If someone were to ask at what age children should be taught about the actual mechanics of human sex , I would say you give them information appropriate to their age. A three year old? You grew inside my belly ... and if they ask more, you tell them the truth - you came out like all babies do, through a little hole between my legs that all women have, or the doctor had to do an operation to take you out, and show them the scar. But they might not ask. And so on, and so on, answering questions about anatomy and sex only as they ask, and only as much as they need to know to be satisfied. I think that children should know the differences between male and female anatomy certainly by kindergarten. They should probably learn from you the truth about sexual intercourse by about second grade, otherwise they're gonna find it out from some other kid, and may pick up a lot of wrong information from other kids, just like in the game "telephone".
That's why it's absurd for you to think that your almost 12 year old doesn't already know the facts of life. Of course she has already learned about it from her friends at school. And if you don't hurry, she may also learn that you can't get pregnant the first time you have sex, that you can't get pregnant if you have sex standing up, that you can't get pregnant if the guy pulls out before he climaxes, that you can't get pregnant if .... etc. On your timetable, I'm worried that you won't get around to having THAT part of the talk until her wedding night, if even then, if you're lucky!

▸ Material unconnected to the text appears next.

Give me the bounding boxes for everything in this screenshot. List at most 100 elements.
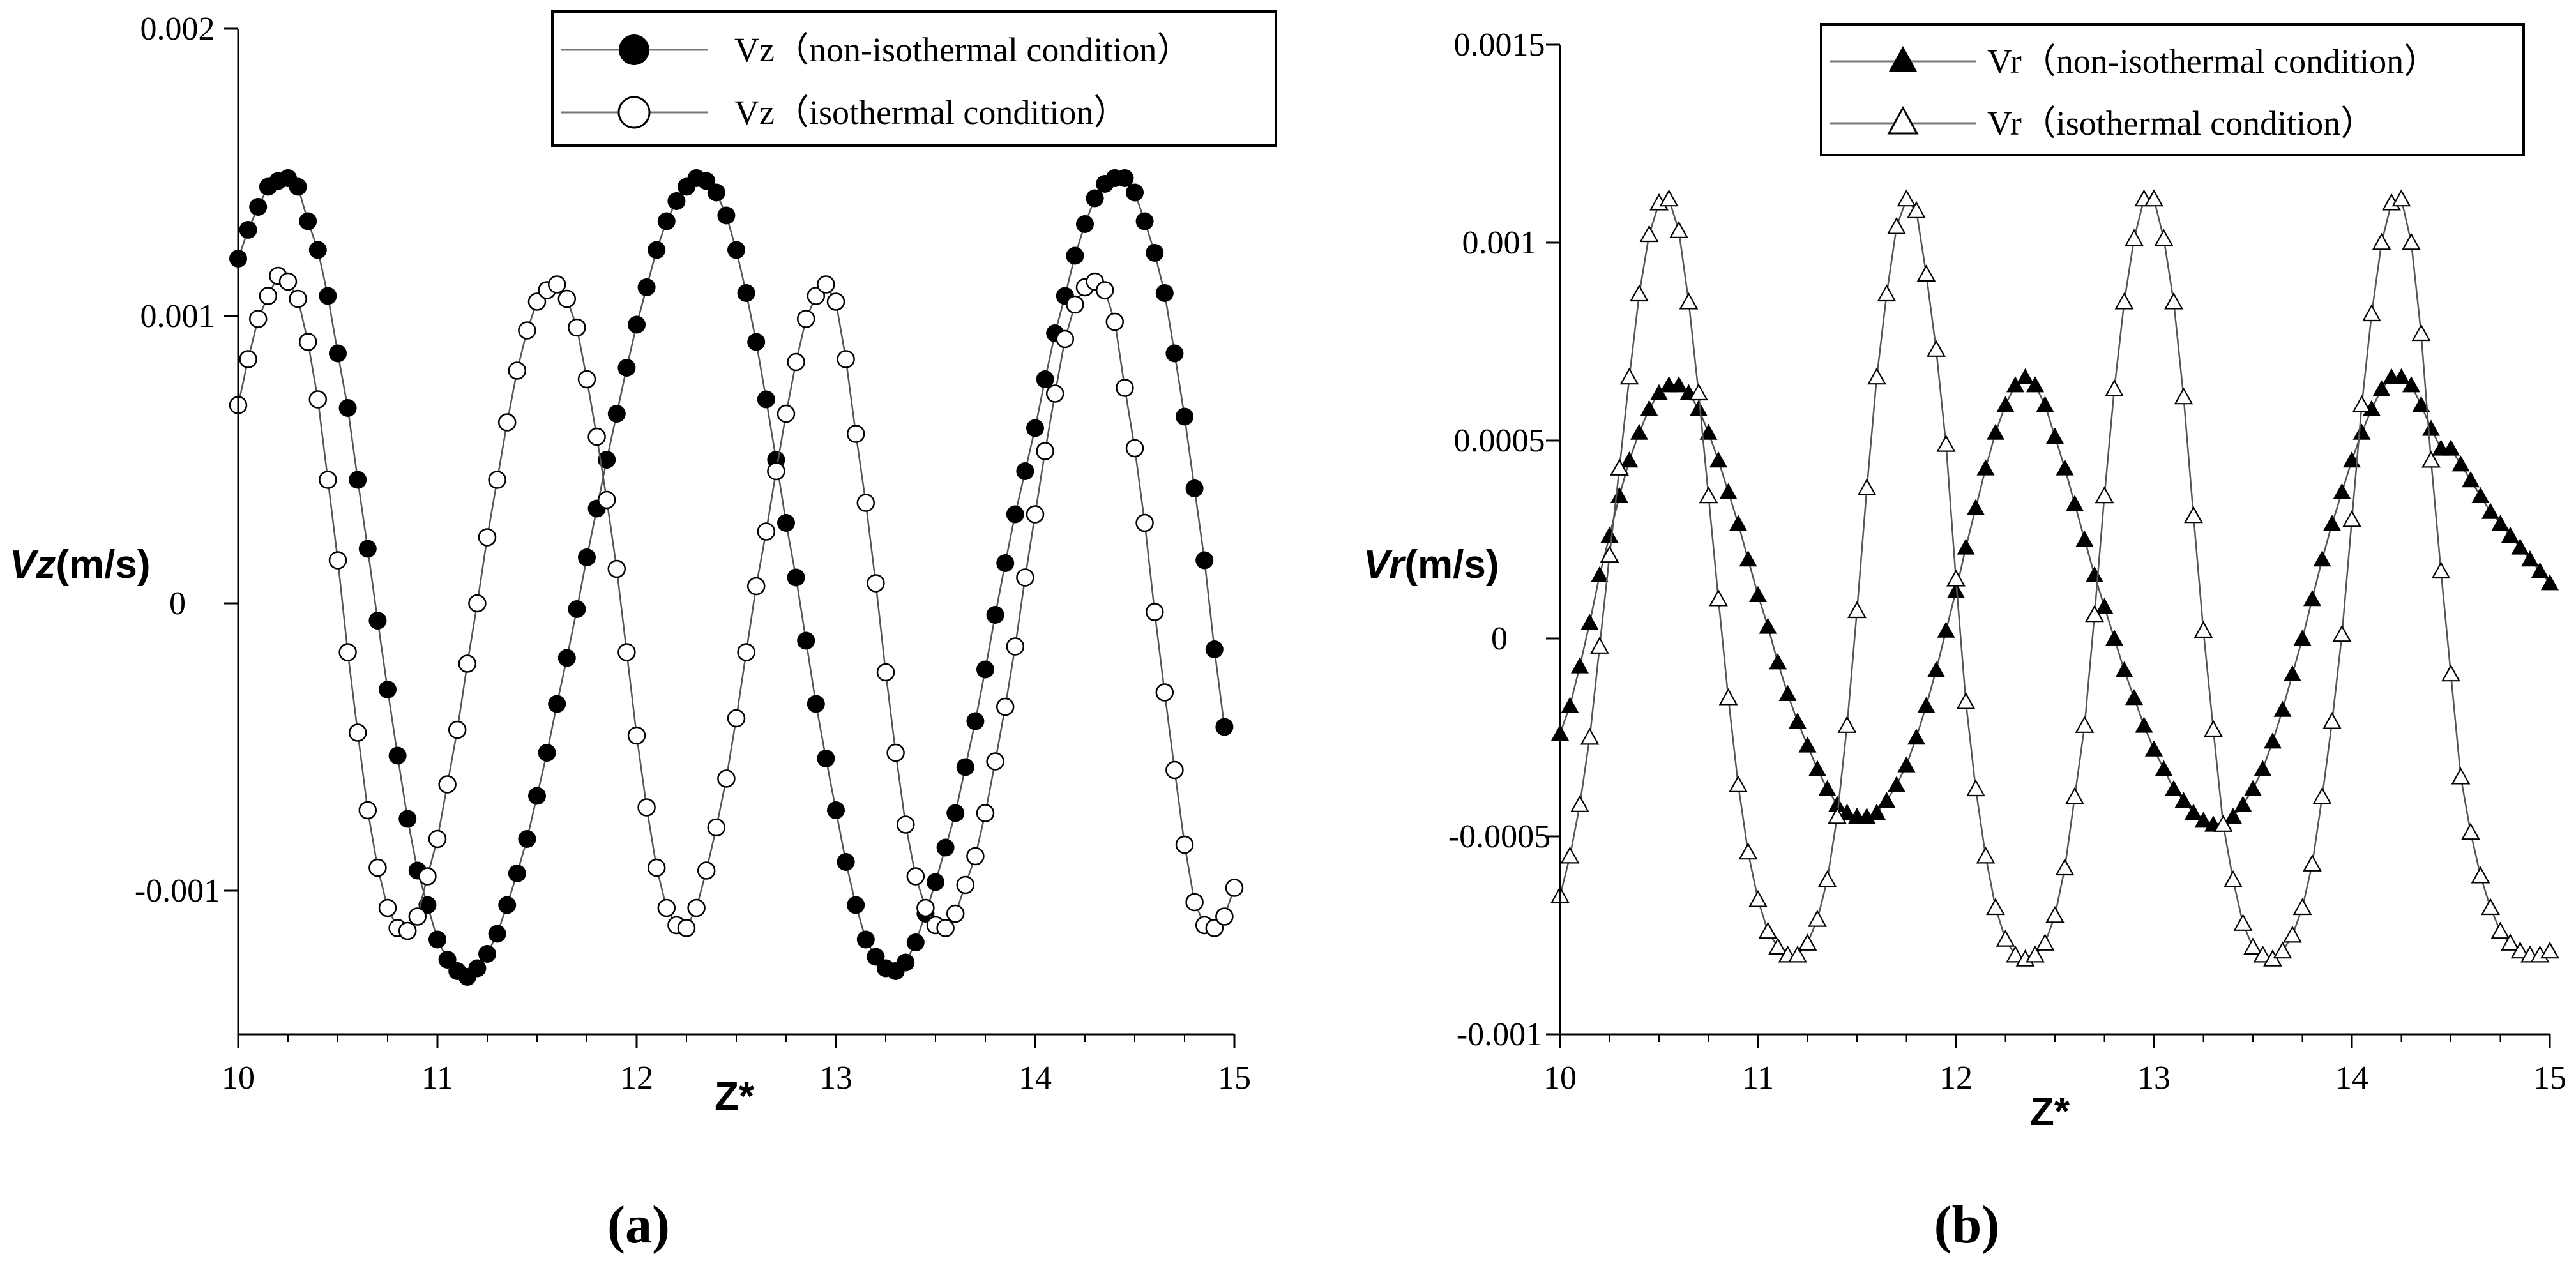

Both of my girls were age 8-9 when they got the talk. I rolled the menstruation talk into the sex talk, and included a lot on how people feel about sex, how it changes people, how men and women's attitudes differ, the emotional aspect, etc. I had an age-appropriate book to give them after.
I also took every opportunity in the following years to reinforce these messages when stuff came up naturally in conversation.
Both grew up to have healthy sexual lives without abuse or unwanted pregnancy. One lost her virginity at 18 and the other at 17 with their long term boyfriends, and they actually TOLD me right after. Not sure that was necessary!
I think 11-12 is much too late and they will be less willing to hear the messages that go beyond biology that you may want to impart.
It's wrong to tell the OP that she's too late. It's never too late. Earlier is best, of course, but I'd hate for any parent to think they missed the boat completely and drop the conversation.
Ask your daughter what she's heard, correct the likely misinformation, and encourage her to ask any questions.